FRIDA: Fisheye Re-Identification Dataset with Annotations
This addresses the problem of PRID in fisheye camera systems for researchers, but it is incremental as it primarily provides a new dataset rather than a novel method.
The authors tackled the lack of datasets for person re-identification (PRID) from overhead fisheye cameras by introducing FRIDA, a dataset with 240k+ bounding-box annotations, and showed that training on it boosts performance by up to 11.64% points in mAP for CNN-based algorithms compared to using rectilinear-camera datasets.
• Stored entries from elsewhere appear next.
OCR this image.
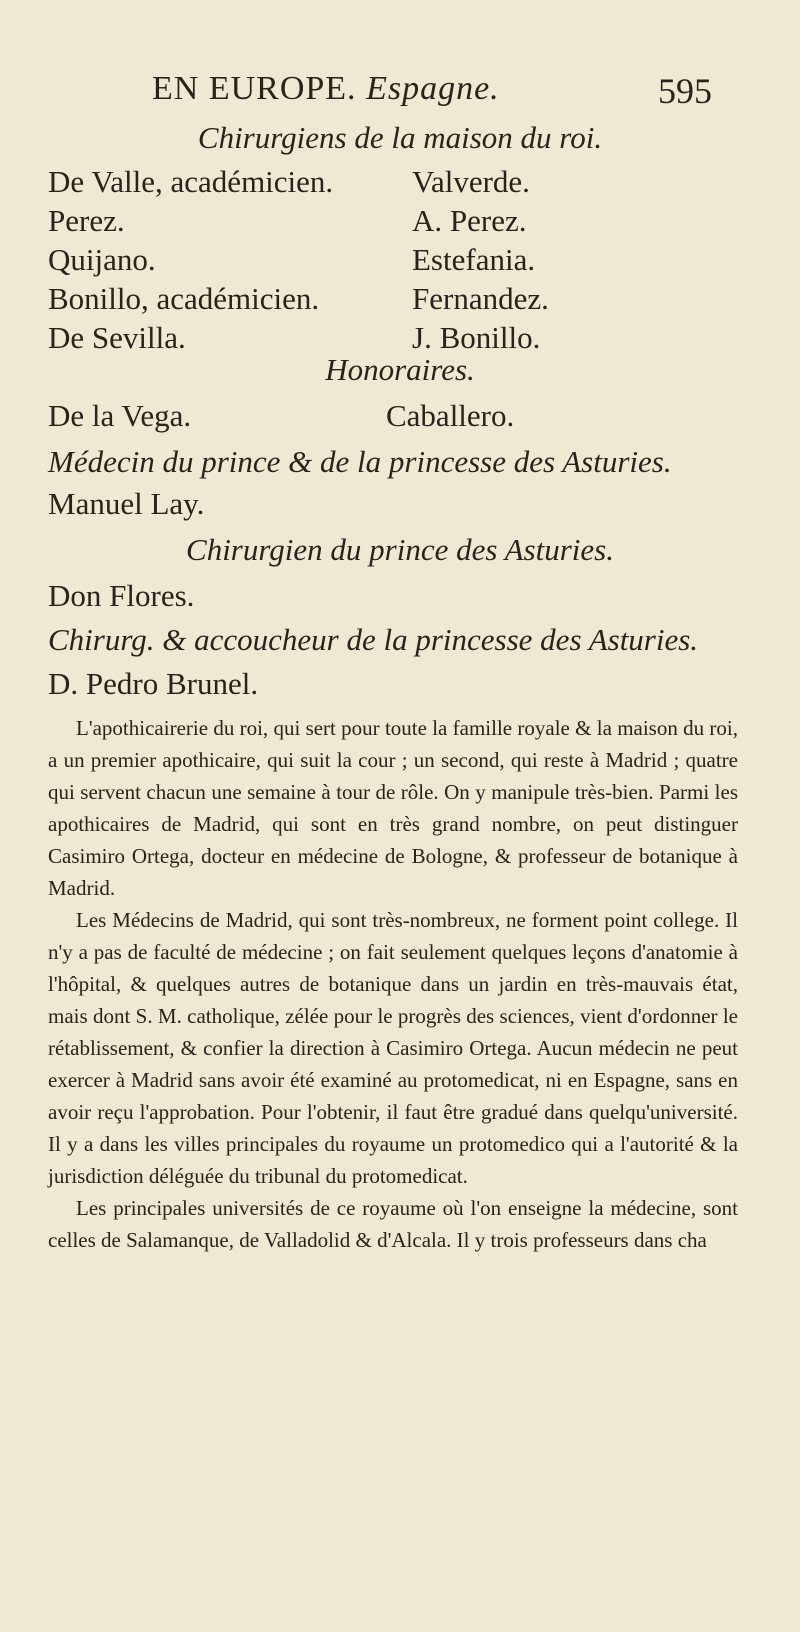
EN EUROPE. Espagne.	595
Chirurgiens de la maison du roi.
De Valle, académicien.
Perez.
Quijano.
Bonillo, académicien.
De Sevilla.
Valverde.
A. Perez.
Estefania.
Fernandez.
J. Bonillo.
Honoraires.
De la Vega.	Caballero.
Médecin du prince & de la princesse des Asturies.
Manuel Lay.
Chirurgien du prince des Asturies.
Don Flores.
Chirurg. & accoucheur de la princesse des Asturies.
D. Pedro Brunel.

L'apothicairerie du roi, qui sert pour toute la famille royale & la maison du roi, a un premier apothicaire, qui suit la cour ; un second, qui reste à Madrid ; quatre qui servent chacun une semaine à tour de rôle. On y manipule très-bien. Parmi les apothicaires de Madrid, qui sont en très grand nombre, on peut distinguer Casimiro Ortega, docteur en médecine de Bologne, & professeur de botanique à Madrid.

Les Médecins de Madrid, qui sont très-nombreux, ne forment point college. Il n'y a pas de faculté de médecine ; on fait seulement quelques leçons d'anatomie à l'hôpital, & quelques autres de botanique dans un jardin en très-mauvais état, mais dont S. M. catholique, zélée pour le progrès des sciences, vient d'ordonner le rétablissement, & confier la direction à Casimiro Ortega. Aucun médecin ne peut exercer à Madrid sans avoir été examiné au protomedicat, ni en Espagne, sans en avoir reçu l'approbation. Pour l'obtenir, il faut être gradué dans quelqu'université. Il y a dans les villes principales du royaume un protomedico qui a l'autorité & la jurisdiction déléguée du tribunal du protomedicat.

Les principales universités de ce royaume où l'on enseigne la médecine, sont celles de Salamanque, de Valladolid & d'Alcala. Il y trois professeurs dans cha
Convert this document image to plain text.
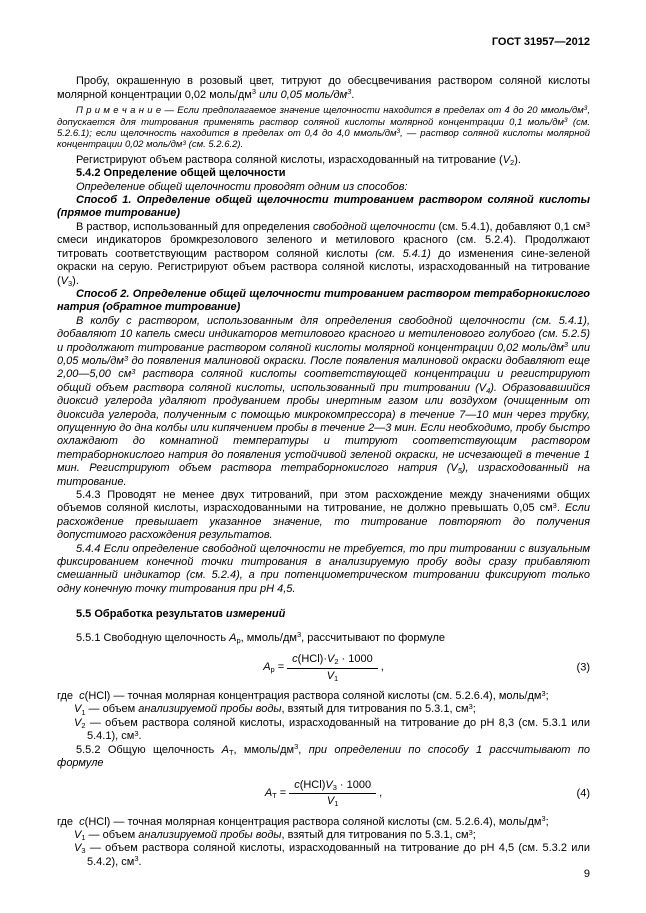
ГОСТ 31957—2012

Пробу, окрашенную в розовый цвет, титруют до обесцвечивания раствором соляной кислоты молярной концентрации 0,02 моль/$дм^3$ или 0,05 моль/$дм^3$.

П р и м е ч а н и е — Если предполагаемое значение щелочности находится в пределах от 4 до 20 ммоль/$дм^3$, допускается для титрования применять раствор соляной кислоты молярной концентрации 0,1 моль/$дм^3$ (см. 5.2.6.1); если щелочность находится в пределах от 0,4 до 4,0 ммоль/$дм^3$, — раствор соляной кислоты молярной концентрации 0,02 моль/$дм^3$ (см. 5.2.6.2).

Регистрируют объем раствора соляной кислоты, израсходованный на титрование $(V_2)$.

5.4.2 Определение общей щелочности

Определение общей щелочности проводят одним из способов:

Способ 1. Определение общей щелочности титрованием раствором соляной кислоты (прямое титрование)

В раствор, использованный для определения свободной щелочности (см. 5.4.1), добавляют 0,1 $см^3$ смеси индикаторов бромкрезолового зеленого и метилового красного (см. 5.2.4). Продолжают титровать соответствующим раствором соляной кислоты (см. 5.4.1) до изменения сине-зеленой окраски на серую. Регистрируют объем раствора соляной кислоты, израсходованный на титрование $(V_3)$.

Способ 2. Определение общей щелочности титрованием раствором тетраборнокислого натрия (обратное титрование)

В колбу с раствором, использованным для определения свободной щелочности (см. 5.4.1), добавляют 10 капель смеси индикаторов метилового красного и метиленового голубого (см. 5.2.5) и продолжают титрование раствором соляной кислоты молярной концентрации 0,02 моль/$дм^3$ или 0,05 моль/$дм^3$ до появления малиновой окраски. После появления малиновой окраски добавляют еще 2,00—5,00 $см^3$ раствора соляной кислоты соответствующей концентрации и регистрируют общий объем раствора соляной кислоты, использованный при титровании $(V_4)$. Образовавшийся диоксид углерода удаляют продуванием пробы инертным газом или воздухом (очищенным от диоксида углерода, полученным с помощью микрокомпрессора) в течение 7—10 мин через трубку, опущенную до дна колбы или кипячением пробы в течение 2—3 мин. Если необходимо, пробу быстро охлаждают до комнатной температуры и титруют соответствующим раствором тетраборнокислого натрия до появления устойчивой зеленой окраски, не исчезающей в течение 1 мин. Регистрируют объем раствора тетраборнокислого натрия $(V_5)$, израсходованный на титрование.

5.4.3 Проводят не менее двух титрований, при этом расхождение между значениями общих объемов соляной кислоты, израсходованными на титрование, не должно превышать 0,05 $см^3$. Если расхождение превышает указанное значение, то титрование повторяют до получения допустимого расхождения результатов.

5.4.4 Если определение свободной щелочности не требуется, то при титровании с визуальным фиксированием конечной точки титрования в анализируемую пробу воды сразу прибавляют смешанный индикатор (см. 5.2.4), а при потенциометрическом титровании фиксируют только одну конечную точку титрования при рН 4,5.

5.5 Обработка результатов измерений

5.5.1 Свободную щелочность $А_р$, ммоль/$дм^3$, рассчитывают по формуле

$А_р = \frac{c(HCl)\cdot V_2 \cdot 1000}{V_1}$ ,	(3)

где  c(HCl) — точная молярная концентрация раствора соляной кислоты (см. 5.2.6.4), моль/$дм^3$;

$V_1$ — объем анализируемой пробы воды, взятый для титрования по 5.3.1, $см^3$;

$V_2$ — объем раствора соляной кислоты, израсходованный на титрование до рН 8,3 (см. 5.3.1 или 5.4.1), $см^3$.

5.5.2 Общую щелочность $А_Т$, ммоль/$дм^3$, при определении по способу 1 рассчитывают по формуле

$А_Т = \frac{c(HCl)V_3 \cdot 1000}{V_1}$ ,	(4)

где  c(HCl) — точная молярная концентрация раствора соляной кислоты (см. 5.2.6.4), моль/$дм^3$;

$V_1$ — объем анализируемой пробы воды, взятый для титрования по 5.3.1, $см^3$;

$V_3$ — объем раствора соляной кислоты, израсходованный на титрование до рН 4,5 (см. 5.3.2 или 5.4.2), $см^3$.

9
Person re-identification (PRID) from side-mounted rectilinear-lens cameras is a well-studied problem. On the other hand, PRID from overhead fisheye cameras is new and largely unstudied, primarily due to the lack of suitable image datasets. To fill this void, we introduce the "Fisheye Re-IDentification Dataset with Annotations" (FRIDA), with 240k+ bounding-box annotations of people, captured by 3 time-synchronized, ceiling-mounted fisheye cameras in a large indoor space. Due to a field-of-view overlap, PRID in this case differs from a typical PRID problem, which we discuss in depth. We also evaluate the performance of 10 state-of-the-art PRID algorithms on FRIDA. We show that for 6 CNN-based algorithms, training on FRIDA boosts the performance by up to 11.64% points in mAP compared to training on a common rectilinear-camera PRID dataset.